Sampaikan kabar gembira ini kepada para pendosa tentang adanya keutamaan, kemurahan dan ampunan dan sampaikan berita kepada para pengagum diri sendiri tentang adanya keadilan dan pembalasan.

Kalam terdalam (7)
“Katakan kepada para sahabatmu, siapa di antara mereka yang ingin sampai kepada-Ku,  aka ia harus keluar dari segala sesuatu selain Aku” “Keluarlah dari batas dunia, maka engkau akan sampai ke akhirat, dan keluarlah dari batas khirat, maka engkau akan sampai kepada-Ku.”  “Keluarlah engkau dari raga dan jiwamu, lalu keluarlah dari hati dan ruhmu, lalu keluarlah dari hukum dan perintah, maka engkau akan sampai kepada-Ku.” 
……………………………………….

“Wahai Tuhanku, shalat seperti apa yang paling dekat dengan-Mu ?.”  “Shalat yang di dalamnya tiada apapun kecuali Aku, dan orang yang melakukannya “lenyap” dari shalatnya dan tenggelam karenanya.”

(Maksudnya : niat dan perhatian si pelaku shalat hanya tertuju kepada Allah swt, fokusnya bukan lagi penampilan fisik maupun gerakan-gerakan, melainkan kepada makna batiniah shalat itu)

“Wahai Tuhanku, puasa seperti apa yang paling utama di sisi-Mu ?.” 
“Puasa yang di dalamnya tiada apa pun selain Aku, dan orang yang melakukannya “lenyap” darinya”
“Wahai Tuhanku, amal apa yang paling utama di sisi-Mu ?.”  “Amal yang di dalamnya tiada apa pun selain Aku, baik itu (harapan) surga ataupun (ketakutan) neraka, dan pelakunya “lenyap” darinya.” “Bila engkau ingin memandang-Ku di setiap tempat, maka engkau harus “lenyap” (kosongkan hati dari selain Aku)”

“Wahai Tuhanku, tangisan seperti apa yang paling utama di sisi-Mu ?.” 
“Tangisan orang-orang yang tertawa.” “Wahai Tuhanku, tertawa seperti apa yang paling utama di sisi-Mu ?” “Tertawanya orang-orang yang menangis karena bertobat.”
“Wahai Tuhanku, tobat seperti apa yang paling utama di sisi-Mu ?.”  “Tobatnya orang-orang yang suci.” “Wahai Tuhanku, kesucian seperti apa yang paling utama di sisi-Mu ?.” 
“Kesucian orang-orang yang bertobat.” “Wahai Tuhanku, apa ilmunya ilmu itu ?.”
“Ilmunya ilmu adalah ketidaktahuan akan ilmu.”

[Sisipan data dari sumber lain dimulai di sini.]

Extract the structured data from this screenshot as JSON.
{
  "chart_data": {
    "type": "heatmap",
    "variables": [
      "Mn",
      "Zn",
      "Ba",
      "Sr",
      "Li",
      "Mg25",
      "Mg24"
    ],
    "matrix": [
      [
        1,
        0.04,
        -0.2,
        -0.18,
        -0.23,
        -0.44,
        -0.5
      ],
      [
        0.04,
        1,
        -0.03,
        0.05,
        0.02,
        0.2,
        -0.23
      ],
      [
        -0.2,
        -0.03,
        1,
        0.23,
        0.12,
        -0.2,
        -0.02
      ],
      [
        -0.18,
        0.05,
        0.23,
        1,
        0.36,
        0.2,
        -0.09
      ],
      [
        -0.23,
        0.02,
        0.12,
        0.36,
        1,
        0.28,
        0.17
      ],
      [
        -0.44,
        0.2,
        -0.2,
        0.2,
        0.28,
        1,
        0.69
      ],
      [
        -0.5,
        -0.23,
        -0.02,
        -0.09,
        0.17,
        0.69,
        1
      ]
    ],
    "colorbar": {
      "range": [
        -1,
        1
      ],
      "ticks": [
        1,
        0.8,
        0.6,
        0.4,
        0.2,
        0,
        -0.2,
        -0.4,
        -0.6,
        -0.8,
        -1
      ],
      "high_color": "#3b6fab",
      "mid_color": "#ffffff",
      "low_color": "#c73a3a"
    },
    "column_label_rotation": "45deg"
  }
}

Pencari ilmu di mata-Ku tidak mempunyai jalan kecuali setelah ia mengakui kebodohannya, karena jika ia tidak melepaskan ilmu yang ada padanya, ia akan menjadi “setan”

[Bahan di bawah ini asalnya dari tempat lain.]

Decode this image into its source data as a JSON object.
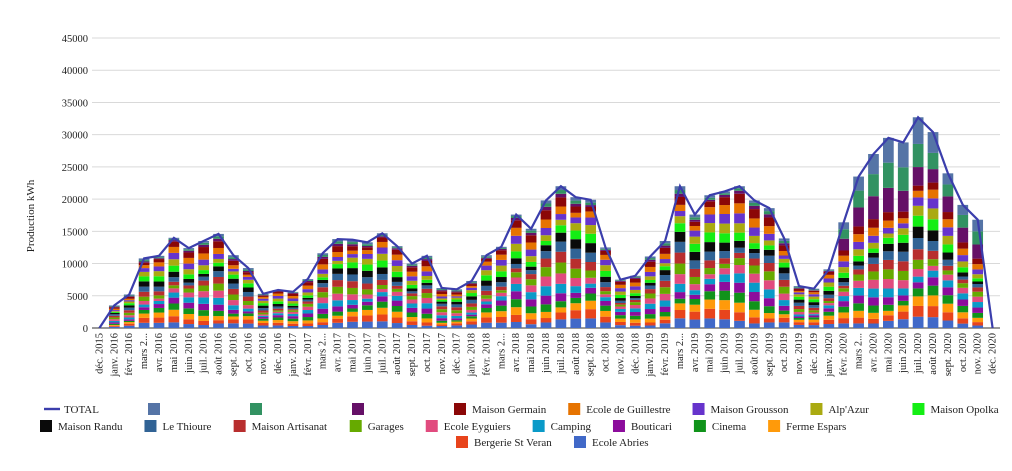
{
  "chart_data": {
    "type": "bar",
    "stacked": true,
    "ylabel": "Production kWh",
    "ylim": [
      0,
      45000
    ],
    "yticks": [
      0,
      5000,
      10000,
      15000,
      20000,
      25000,
      30000,
      35000,
      40000,
      45000
    ],
    "grid": true,
    "legend_position": "bottom",
    "categories": [
      "déc. 2015",
      "janv. 2016",
      "févr. 2016",
      "mars 2...",
      "avr. 2016",
      "mai 2016",
      "juin 2016",
      "juil. 2016",
      "août 2016",
      "sept. 2016",
      "oct. 2016",
      "nov. 2016",
      "déc. 2016",
      "janv. 2017",
      "févr. 2017",
      "mars 2...",
      "avr. 2017",
      "mai 2017",
      "juin 2017",
      "juil. 2017",
      "août 2017",
      "sept. 2017",
      "oct. 2017",
      "nov. 2017",
      "déc. 2017",
      "janv. 2018",
      "févr. 2018",
      "mars 2...",
      "avr. 2018",
      "mai 2018",
      "juin 2018",
      "juil. 2018",
      "août 2018",
      "sept. 2018",
      "oct. 2018",
      "nov. 2018",
      "déc. 2018",
      "janv. 2019",
      "févr. 2019",
      "mars 2...",
      "avr. 2019",
      "mai 2019",
      "juin 2019",
      "juil. 2019",
      "août 2019",
      "sept. 2019",
      "oct. 2019",
      "nov. 2019",
      "déc. 2019",
      "janv. 2020",
      "févr. 2020",
      "mars 2...",
      "avr. 2020",
      "mai 2020",
      "juin 2020",
      "juil. 2020",
      "août 2020",
      "sept. 2020",
      "oct. 2020",
      "nov. 2020",
      "déc. 2020"
    ],
    "total": [
      0,
      3500,
      5200,
      10800,
      11200,
      14000,
      12400,
      13500,
      14600,
      11300,
      9300,
      5300,
      5900,
      5600,
      7600,
      11600,
      13800,
      13700,
      13300,
      14700,
      12700,
      10000,
      11200,
      6200,
      6000,
      7300,
      11300,
      12600,
      17600,
      15400,
      19800,
      22000,
      20300,
      19900,
      12500,
      7500,
      8100,
      11100,
      13500,
      22000,
      17600,
      20600,
      21200,
      22000,
      19800,
      18600,
      13900,
      6500,
      6100,
      9100,
      16400,
      23500,
      27000,
      29500,
      28800,
      32700,
      30400,
      24000,
      19100,
      16800,
      0
    ],
    "series": [
      {
        "name": "Ecole Abries",
        "color": "#4169c8"
      },
      {
        "name": "Bergerie St Veran",
        "color": "#e8441c"
      },
      {
        "name": "Ferme Espars",
        "color": "#ff9a0a"
      },
      {
        "name": "Cinema",
        "color": "#10931a"
      },
      {
        "name": "Bouticari",
        "color": "#8c0c9c"
      },
      {
        "name": "Camping",
        "color": "#0a9ac8"
      },
      {
        "name": "Ecole Eyguiers",
        "color": "#e14b7e"
      },
      {
        "name": "Garages",
        "color": "#66aa00"
      },
      {
        "name": "Maison Artisanat",
        "color": "#b82e2e"
      },
      {
        "name": "Le Thioure",
        "color": "#316395"
      },
      {
        "name": "Maison Randu",
        "color": "#0a0a0a"
      },
      {
        "name": "Maison  Opolka",
        "color": "#14ee14"
      },
      {
        "name": "Alp'Azur",
        "color": "#aaaa11"
      },
      {
        "name": "Maison Grousson",
        "color": "#6633cc"
      },
      {
        "name": "Ecole de Guillestre",
        "color": "#e67300"
      },
      {
        "name": "Maison Germain",
        "color": "#8b0707"
      },
      {
        "name": "",
        "color": "#651067"
      },
      {
        "name": "",
        "color": "#329262"
      },
      {
        "name": "",
        "color": "#5574a6"
      }
    ],
    "legend": [
      {
        "label": "TOTAL",
        "type": "line",
        "color": "#3b3eac"
      },
      {
        "label": "",
        "color": "#5574a6"
      },
      {
        "label": "",
        "color": "#329262"
      },
      {
        "label": "",
        "color": "#651067"
      },
      {
        "label": "Maison Germain",
        "color": "#8b0707"
      },
      {
        "label": "Ecole de Guillestre",
        "color": "#e67300"
      },
      {
        "label": "Maison Grousson",
        "color": "#6633cc"
      },
      {
        "label": "Alp'Azur",
        "color": "#aaaa11"
      },
      {
        "label": "Maison  Opolka",
        "color": "#14ee14"
      },
      {
        "label": "Maison Randu",
        "color": "#0a0a0a"
      },
      {
        "label": "Le Thioure",
        "color": "#316395"
      },
      {
        "label": "Maison Artisanat",
        "color": "#b82e2e"
      },
      {
        "label": "Garages",
        "color": "#66aa00"
      },
      {
        "label": "Ecole Eyguiers",
        "color": "#e14b7e"
      },
      {
        "label": "Camping",
        "color": "#0a9ac8"
      },
      {
        "label": "Bouticari",
        "color": "#8c0c9c"
      },
      {
        "label": "Cinema",
        "color": "#10931a"
      },
      {
        "label": "Ferme Espars",
        "color": "#ff9a0a"
      },
      {
        "label": "Bergerie St Veran",
        "color": "#e8441c"
      },
      {
        "label": "Ecole Abries",
        "color": "#4169c8"
      }
    ]
  }
}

(Maksudnya : Ilmu yang sesungguhnya adalah yang ada di sisi Allah swt, sementara ilmu yang kita miliki hanyalah semu dan palsu… Selama manusia tidak melepas kepalsuan itu, ia tidak akan menemukan ilmu sejati… Ilmu sejati tidak akan berlawanan dengan perbuatan… “Setan” adalah contoh pemilik ilmu yang perbuatannya berlawanan dengan ilmu yang dimilikinya)

Kalam terdalam (8)
“Wahai Tuhanku, apa makna kerinduan ?”
Engkau mesti merindukan-Ku dan mengosongkan hatimu dari selain Aku. jika engkau mengerti bentuk kerinduan maka engkau harus lenyap dari kerinduan, karena ia merupakan penghalang antara si perindu dan yang dirindukan.

Bila engkau berniat melakukan tobat, maka pertama kali engkau harus bertobat dari nafsu, lalu mengeluarkan pikiran dan perasaan buruk dari hati dengan mengusir kegelisahan dosa, maka engkau akan sampai kepada-Ku. Dan hendaknya engkau bersabar, karena bila tidak bersabar berarti engkau hanya bermain-main belaka.

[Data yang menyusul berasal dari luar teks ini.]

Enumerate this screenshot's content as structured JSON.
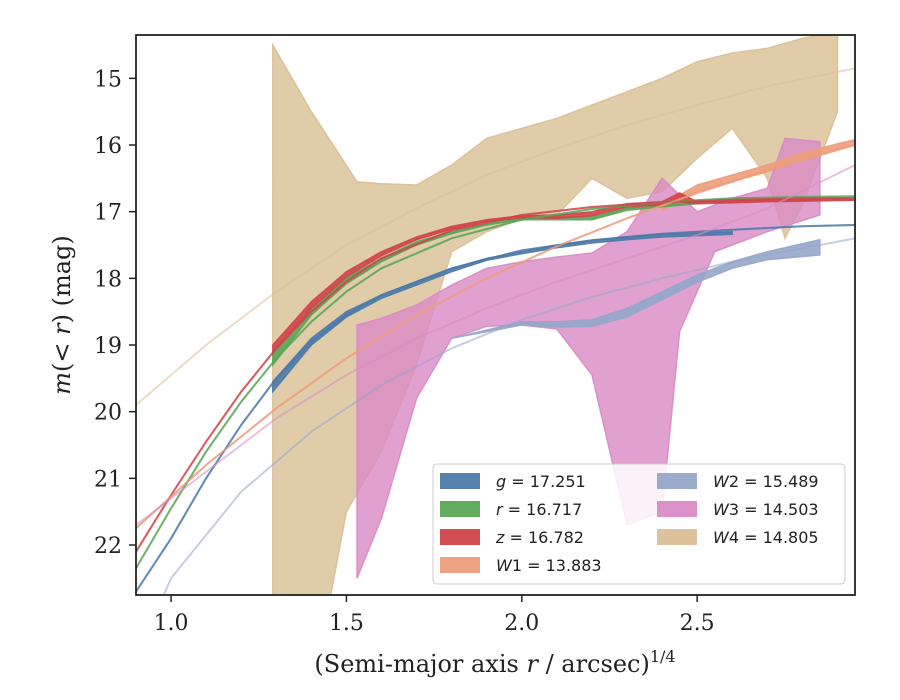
{
  "chart_data": {
    "type": "area",
    "title": "",
    "xlabel_main": "(Semi-major axis ",
    "xlabel_var": "r",
    "xlabel_tail": " / arcsec)",
    "xlabel_sup": "1/4",
    "ylabel_m": "m",
    "ylabel_mid": "(< ",
    "ylabel_r": "r",
    "ylabel_end": ") (mag)",
    "xlim": [
      0.9,
      2.95
    ],
    "ylim": [
      22.75,
      14.35
    ],
    "y_inverted": true,
    "grid": false,
    "legend_position": "lower-right",
    "x_ticks": [
      1.0,
      1.5,
      2.0,
      2.5
    ],
    "x_tick_labels": [
      "1.0",
      "1.5",
      "2.0",
      "2.5"
    ],
    "y_ticks": [
      15,
      16,
      17,
      18,
      19,
      20,
      21,
      22
    ],
    "y_tick_labels": [
      "15",
      "16",
      "17",
      "18",
      "19",
      "20",
      "21",
      "22"
    ],
    "series": [
      {
        "name": "g",
        "legend_var": "g",
        "legend_value": "= 17.251",
        "color": "#4c7aa8",
        "band_upper": [
          [
            1.29,
            19.55
          ],
          [
            1.4,
            18.9
          ],
          [
            1.5,
            18.5
          ],
          [
            1.6,
            18.25
          ],
          [
            1.7,
            18.05
          ],
          [
            1.8,
            17.85
          ],
          [
            1.9,
            17.7
          ],
          [
            2.0,
            17.6
          ],
          [
            2.1,
            17.5
          ],
          [
            2.2,
            17.43
          ],
          [
            2.3,
            17.38
          ],
          [
            2.4,
            17.34
          ],
          [
            2.5,
            17.32
          ],
          [
            2.6,
            17.3
          ]
        ],
        "band_lower": [
          [
            1.29,
            19.7
          ],
          [
            1.4,
            19.0
          ],
          [
            1.5,
            18.58
          ],
          [
            1.6,
            18.3
          ],
          [
            1.7,
            18.1
          ],
          [
            1.8,
            17.9
          ],
          [
            1.9,
            17.73
          ],
          [
            2.0,
            17.63
          ],
          [
            2.1,
            17.54
          ],
          [
            2.2,
            17.47
          ],
          [
            2.3,
            17.42
          ],
          [
            2.4,
            17.38
          ],
          [
            2.5,
            17.36
          ],
          [
            2.6,
            17.34
          ]
        ],
        "fit": [
          [
            0.9,
            22.7
          ],
          [
            1.0,
            21.9
          ],
          [
            1.1,
            21.0
          ],
          [
            1.2,
            20.2
          ],
          [
            1.3,
            19.5
          ],
          [
            1.4,
            18.95
          ],
          [
            1.5,
            18.55
          ],
          [
            1.6,
            18.25
          ],
          [
            1.8,
            17.85
          ],
          [
            2.0,
            17.58
          ],
          [
            2.2,
            17.43
          ],
          [
            2.4,
            17.33
          ],
          [
            2.6,
            17.27
          ],
          [
            2.8,
            17.22
          ],
          [
            2.95,
            17.2
          ]
        ]
      },
      {
        "name": "r",
        "legend_var": "r",
        "legend_value": "= 16.717",
        "color": "#5aa656",
        "band_upper": [
          [
            1.29,
            19.15
          ],
          [
            1.4,
            18.45
          ],
          [
            1.5,
            18.0
          ],
          [
            1.6,
            17.7
          ],
          [
            1.7,
            17.45
          ],
          [
            1.8,
            17.3
          ],
          [
            1.9,
            17.18
          ],
          [
            2.0,
            17.1
          ],
          [
            2.1,
            17.08
          ],
          [
            2.2,
            17.08
          ],
          [
            2.3,
            16.95
          ],
          [
            2.4,
            16.9
          ],
          [
            2.5,
            16.86
          ]
        ],
        "band_lower": [
          [
            1.29,
            19.3
          ],
          [
            1.4,
            18.55
          ],
          [
            1.5,
            18.08
          ],
          [
            1.6,
            17.75
          ],
          [
            1.7,
            17.5
          ],
          [
            1.8,
            17.33
          ],
          [
            1.9,
            17.2
          ],
          [
            2.0,
            17.12
          ],
          [
            2.1,
            17.12
          ],
          [
            2.2,
            17.12
          ],
          [
            2.3,
            16.98
          ],
          [
            2.4,
            16.93
          ],
          [
            2.5,
            16.88
          ]
        ],
        "fit": [
          [
            0.9,
            22.35
          ],
          [
            1.0,
            21.45
          ],
          [
            1.1,
            20.6
          ],
          [
            1.2,
            19.85
          ],
          [
            1.3,
            19.2
          ],
          [
            1.4,
            18.65
          ],
          [
            1.5,
            18.2
          ],
          [
            1.6,
            17.85
          ],
          [
            1.8,
            17.4
          ],
          [
            2.0,
            17.12
          ],
          [
            2.2,
            16.96
          ],
          [
            2.4,
            16.86
          ],
          [
            2.6,
            16.8
          ],
          [
            2.8,
            16.78
          ],
          [
            2.95,
            16.77
          ]
        ]
      },
      {
        "name": "z",
        "legend_var": "z",
        "legend_value": "= 16.782",
        "color": "#d0444a",
        "band_upper": [
          [
            1.29,
            19.0
          ],
          [
            1.4,
            18.35
          ],
          [
            1.5,
            17.9
          ],
          [
            1.6,
            17.6
          ],
          [
            1.7,
            17.38
          ],
          [
            1.8,
            17.22
          ],
          [
            1.9,
            17.12
          ],
          [
            2.0,
            17.06
          ],
          [
            2.1,
            17.05
          ],
          [
            2.2,
            17.0
          ],
          [
            2.3,
            16.88
          ],
          [
            2.4,
            16.85
          ],
          [
            2.45,
            16.72
          ],
          [
            2.5,
            16.85
          ],
          [
            2.7,
            16.82
          ],
          [
            2.95,
            16.8
          ]
        ],
        "band_lower": [
          [
            1.29,
            19.12
          ],
          [
            1.4,
            18.45
          ],
          [
            1.5,
            17.98
          ],
          [
            1.6,
            17.66
          ],
          [
            1.7,
            17.42
          ],
          [
            1.8,
            17.26
          ],
          [
            1.9,
            17.15
          ],
          [
            2.0,
            17.09
          ],
          [
            2.1,
            17.1
          ],
          [
            2.2,
            17.06
          ],
          [
            2.3,
            16.93
          ],
          [
            2.4,
            16.9
          ],
          [
            2.45,
            16.85
          ],
          [
            2.5,
            16.88
          ],
          [
            2.7,
            16.85
          ],
          [
            2.95,
            16.83
          ]
        ],
        "fit": [
          [
            0.9,
            22.1
          ],
          [
            1.0,
            21.25
          ],
          [
            1.1,
            20.45
          ],
          [
            1.2,
            19.7
          ],
          [
            1.3,
            19.05
          ],
          [
            1.4,
            18.5
          ],
          [
            1.5,
            18.05
          ],
          [
            1.6,
            17.7
          ],
          [
            1.8,
            17.28
          ],
          [
            2.0,
            17.05
          ],
          [
            2.2,
            16.93
          ],
          [
            2.4,
            16.86
          ],
          [
            2.6,
            16.82
          ],
          [
            2.8,
            16.8
          ],
          [
            2.95,
            16.8
          ]
        ]
      },
      {
        "name": "W1",
        "legend_var": "W",
        "legend_sub": "1",
        "legend_value": "= 13.883",
        "color": "#ec9d7b",
        "band_upper": [
          [
            2.4,
            16.9
          ],
          [
            2.5,
            16.6
          ],
          [
            2.6,
            16.45
          ],
          [
            2.7,
            16.3
          ],
          [
            2.8,
            16.12
          ],
          [
            2.9,
            15.98
          ],
          [
            2.95,
            15.92
          ]
        ],
        "band_lower": [
          [
            2.4,
            16.98
          ],
          [
            2.5,
            16.7
          ],
          [
            2.6,
            16.55
          ],
          [
            2.7,
            16.4
          ],
          [
            2.8,
            16.22
          ],
          [
            2.9,
            16.06
          ],
          [
            2.95,
            16.0
          ]
        ],
        "fit": [
          [
            0.9,
            21.75
          ],
          [
            1.1,
            20.8
          ],
          [
            1.3,
            19.95
          ],
          [
            1.5,
            19.2
          ],
          [
            1.7,
            18.55
          ],
          [
            1.9,
            18.0
          ],
          [
            2.1,
            17.52
          ],
          [
            2.3,
            17.1
          ],
          [
            2.5,
            16.72
          ],
          [
            2.7,
            16.38
          ],
          [
            2.95,
            16.0
          ]
        ]
      },
      {
        "name": "W2",
        "legend_var": "W",
        "legend_sub": "2",
        "legend_value": "= 15.489",
        "color": "#95a6c9",
        "band_upper": [
          [
            1.8,
            18.9
          ],
          [
            2.0,
            18.65
          ],
          [
            2.1,
            18.65
          ],
          [
            2.2,
            18.62
          ],
          [
            2.3,
            18.45
          ],
          [
            2.4,
            18.2
          ],
          [
            2.5,
            17.95
          ],
          [
            2.6,
            17.75
          ],
          [
            2.7,
            17.6
          ],
          [
            2.85,
            17.42
          ]
        ],
        "band_lower": [
          [
            1.8,
            18.9
          ],
          [
            2.0,
            18.7
          ],
          [
            2.1,
            18.73
          ],
          [
            2.2,
            18.72
          ],
          [
            2.3,
            18.58
          ],
          [
            2.4,
            18.32
          ],
          [
            2.5,
            18.06
          ],
          [
            2.6,
            17.85
          ],
          [
            2.7,
            17.72
          ],
          [
            2.85,
            17.65
          ]
        ],
        "fit": [
          [
            0.9,
            23.7
          ],
          [
            1.0,
            22.5
          ],
          [
            1.2,
            21.2
          ],
          [
            1.4,
            20.3
          ],
          [
            1.6,
            19.6
          ],
          [
            1.8,
            19.05
          ],
          [
            2.0,
            18.62
          ],
          [
            2.2,
            18.28
          ],
          [
            2.4,
            18.0
          ],
          [
            2.6,
            17.75
          ],
          [
            2.8,
            17.55
          ],
          [
            2.95,
            17.4
          ]
        ]
      },
      {
        "name": "W3",
        "legend_var": "W",
        "legend_sub": "3",
        "legend_value": "= 14.503",
        "color": "#d98ac4",
        "band_upper": [
          [
            1.53,
            18.7
          ],
          [
            1.6,
            18.6
          ],
          [
            1.7,
            18.4
          ],
          [
            1.8,
            18.1
          ],
          [
            1.9,
            17.85
          ],
          [
            2.0,
            17.75
          ],
          [
            2.1,
            17.68
          ],
          [
            2.2,
            17.62
          ],
          [
            2.3,
            17.3
          ],
          [
            2.4,
            16.5
          ],
          [
            2.5,
            17.0
          ],
          [
            2.6,
            16.8
          ],
          [
            2.7,
            16.65
          ],
          [
            2.75,
            15.9
          ],
          [
            2.85,
            15.95
          ]
        ],
        "band_lower": [
          [
            1.53,
            22.5
          ],
          [
            1.6,
            21.6
          ],
          [
            1.7,
            19.8
          ],
          [
            1.8,
            18.9
          ],
          [
            1.9,
            18.72
          ],
          [
            2.0,
            18.7
          ],
          [
            2.1,
            18.76
          ],
          [
            2.2,
            19.45
          ],
          [
            2.3,
            21.7
          ],
          [
            2.4,
            21.5
          ],
          [
            2.45,
            18.8
          ],
          [
            2.55,
            17.6
          ],
          [
            2.6,
            17.5
          ],
          [
            2.7,
            17.3
          ],
          [
            2.85,
            17.05
          ]
        ],
        "fit": [
          [
            0.9,
            21.7
          ],
          [
            1.1,
            20.9
          ],
          [
            1.3,
            20.1
          ],
          [
            1.5,
            19.45
          ],
          [
            1.7,
            18.9
          ],
          [
            1.9,
            18.45
          ],
          [
            2.1,
            18.05
          ],
          [
            2.3,
            17.7
          ],
          [
            2.5,
            17.35
          ],
          [
            2.7,
            16.95
          ],
          [
            2.95,
            16.3
          ]
        ]
      },
      {
        "name": "W4",
        "legend_var": "W",
        "legend_sub": "4",
        "legend_value": "= 14.805",
        "color": "#d9bf95",
        "band_upper": [
          [
            1.29,
            14.5
          ],
          [
            1.4,
            15.5
          ],
          [
            1.53,
            16.55
          ],
          [
            1.6,
            16.58
          ],
          [
            1.7,
            16.6
          ],
          [
            1.8,
            16.3
          ],
          [
            1.9,
            15.9
          ],
          [
            2.0,
            15.75
          ],
          [
            2.1,
            15.6
          ],
          [
            2.2,
            15.4
          ],
          [
            2.3,
            15.2
          ],
          [
            2.4,
            15.0
          ],
          [
            2.5,
            14.75
          ],
          [
            2.6,
            14.62
          ],
          [
            2.7,
            14.55
          ],
          [
            2.8,
            14.4
          ],
          [
            2.9,
            14.3
          ]
        ],
        "band_lower": [
          [
            1.29,
            22.9
          ],
          [
            1.45,
            22.9
          ],
          [
            1.5,
            21.5
          ],
          [
            1.6,
            20.6
          ],
          [
            1.7,
            19.3
          ],
          [
            1.8,
            17.6
          ],
          [
            1.9,
            17.3
          ],
          [
            2.0,
            17.1
          ],
          [
            2.1,
            17.05
          ],
          [
            2.2,
            16.5
          ],
          [
            2.3,
            16.8
          ],
          [
            2.4,
            16.7
          ],
          [
            2.5,
            16.2
          ],
          [
            2.6,
            15.75
          ],
          [
            2.7,
            16.5
          ],
          [
            2.75,
            17.4
          ],
          [
            2.8,
            16.9
          ],
          [
            2.9,
            15.5
          ]
        ],
        "fit": [
          [
            0.9,
            19.9
          ],
          [
            1.1,
            19.0
          ],
          [
            1.3,
            18.2
          ],
          [
            1.5,
            17.5
          ],
          [
            1.7,
            16.95
          ],
          [
            1.9,
            16.45
          ],
          [
            2.1,
            16.05
          ],
          [
            2.3,
            15.7
          ],
          [
            2.5,
            15.4
          ],
          [
            2.7,
            15.12
          ],
          [
            2.95,
            14.85
          ]
        ]
      }
    ]
  }
}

Perjuangan spiritual (mujahadah) adalah salah satu lautan di samudera penyaksian (musyahadah) dan telah dipilih oleh orang-orang yang sadar.

“Barangsiapa hendak masuk ke samudera musyahadah, maka ia harus memilih mujahadah, karena mujahadah merupakan benih dari musyahadah dan musyahadah tanpa mujahadah adalah mustahil”.
“Barangsiapa telah memilih mujahadah, maka ia akan mengalami musyahadah, dikehendaki atau tidak dikehendaki.”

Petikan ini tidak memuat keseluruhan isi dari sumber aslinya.